Since we target a data model, not a file format, this is probably out of scope.

And if we need to design something at this level, I would rather go with a syntax, not a file format. Or a syntax, and an optional (not mandatory) file format.

One of the main benefits of the "not-a-file-format" approach is that you can store the strings in whatever format is native for the tech stack used. Right now I can put a string with MessageFormat syntax anywhere I want: in a Java .properties file, in Android strings.xml, in iOS .strings, ancient Windows .rc (and in fact a lot of platforms do exactly that)

One might say: who cares, a file format is just a file format, you can mix and match.

But not so. The tech stack does language negotiation and fallback using certain rules (and they are different between platforms) To load a custom ("non-native") file format one would need to implement the exact same fallback logic in the custom loader, or you end up with inconsistent behavior.

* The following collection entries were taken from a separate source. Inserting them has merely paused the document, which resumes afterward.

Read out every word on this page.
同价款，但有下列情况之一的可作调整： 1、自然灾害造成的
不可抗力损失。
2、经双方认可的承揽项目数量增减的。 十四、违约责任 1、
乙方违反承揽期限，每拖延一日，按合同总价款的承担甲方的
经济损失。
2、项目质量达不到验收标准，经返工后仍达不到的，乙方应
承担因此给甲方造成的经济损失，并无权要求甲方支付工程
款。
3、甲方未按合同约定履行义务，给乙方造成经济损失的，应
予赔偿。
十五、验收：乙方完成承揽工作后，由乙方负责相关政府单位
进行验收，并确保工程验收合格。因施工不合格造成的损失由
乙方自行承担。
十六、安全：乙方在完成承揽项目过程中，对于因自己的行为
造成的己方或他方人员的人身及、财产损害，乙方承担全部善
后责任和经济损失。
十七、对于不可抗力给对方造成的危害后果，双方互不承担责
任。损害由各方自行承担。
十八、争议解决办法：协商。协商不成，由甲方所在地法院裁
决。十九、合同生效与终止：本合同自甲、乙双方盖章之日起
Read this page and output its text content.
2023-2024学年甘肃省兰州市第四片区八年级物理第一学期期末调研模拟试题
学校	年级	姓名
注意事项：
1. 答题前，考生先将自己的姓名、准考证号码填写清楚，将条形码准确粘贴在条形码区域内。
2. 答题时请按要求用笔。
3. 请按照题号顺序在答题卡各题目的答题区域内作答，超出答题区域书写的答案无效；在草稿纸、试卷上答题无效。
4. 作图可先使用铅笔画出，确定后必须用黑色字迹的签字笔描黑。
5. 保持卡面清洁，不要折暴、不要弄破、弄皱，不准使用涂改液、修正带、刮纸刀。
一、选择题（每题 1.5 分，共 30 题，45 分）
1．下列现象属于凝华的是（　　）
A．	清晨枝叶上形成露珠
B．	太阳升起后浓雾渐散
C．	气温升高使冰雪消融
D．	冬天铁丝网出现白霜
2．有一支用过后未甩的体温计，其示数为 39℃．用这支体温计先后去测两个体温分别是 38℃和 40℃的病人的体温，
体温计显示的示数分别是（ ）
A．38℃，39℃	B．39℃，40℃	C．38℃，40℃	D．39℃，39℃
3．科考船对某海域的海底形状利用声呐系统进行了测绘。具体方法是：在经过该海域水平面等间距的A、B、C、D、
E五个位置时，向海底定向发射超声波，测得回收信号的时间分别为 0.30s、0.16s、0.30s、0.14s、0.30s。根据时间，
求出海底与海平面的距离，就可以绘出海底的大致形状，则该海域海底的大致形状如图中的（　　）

For example in Android the resource loader is used to retrieve not only localized strings, but also localized images, sound, themes (styles), layouts, you name it.

Then you add the burden to either migrate all strings to the new file format (and update the code that loads the strings), or live with a mixture (most strings stay in strings.xml, but the plural, gender and inflection strings should be in strings.mf2)

This is why I don't even care about the file format issue. If we manage to agree on a data model (a hard enough task :-), I am more than happy to declare "100% mission accomplished" And if we agree on a string syntax (but not a file format), I would declare 130% mission accomplished :-)

mihnita avatar Oct 21 '20 20:10 mihnita

I am closing this issue because we have resolved that resource (file) formats are out of scope. The ABNF includes some features (related to whitespace handling) to help implementations of various resource formats, but we're otherwise agnostic.

If you think this should be re-opened, please consider opening new issues with specific requests/requirements against the syntax or specification indicating what in-scope features are needed (e.g. to support various resource syntaxes).

aphillips avatar Jun 17 '23 15:06 aphillips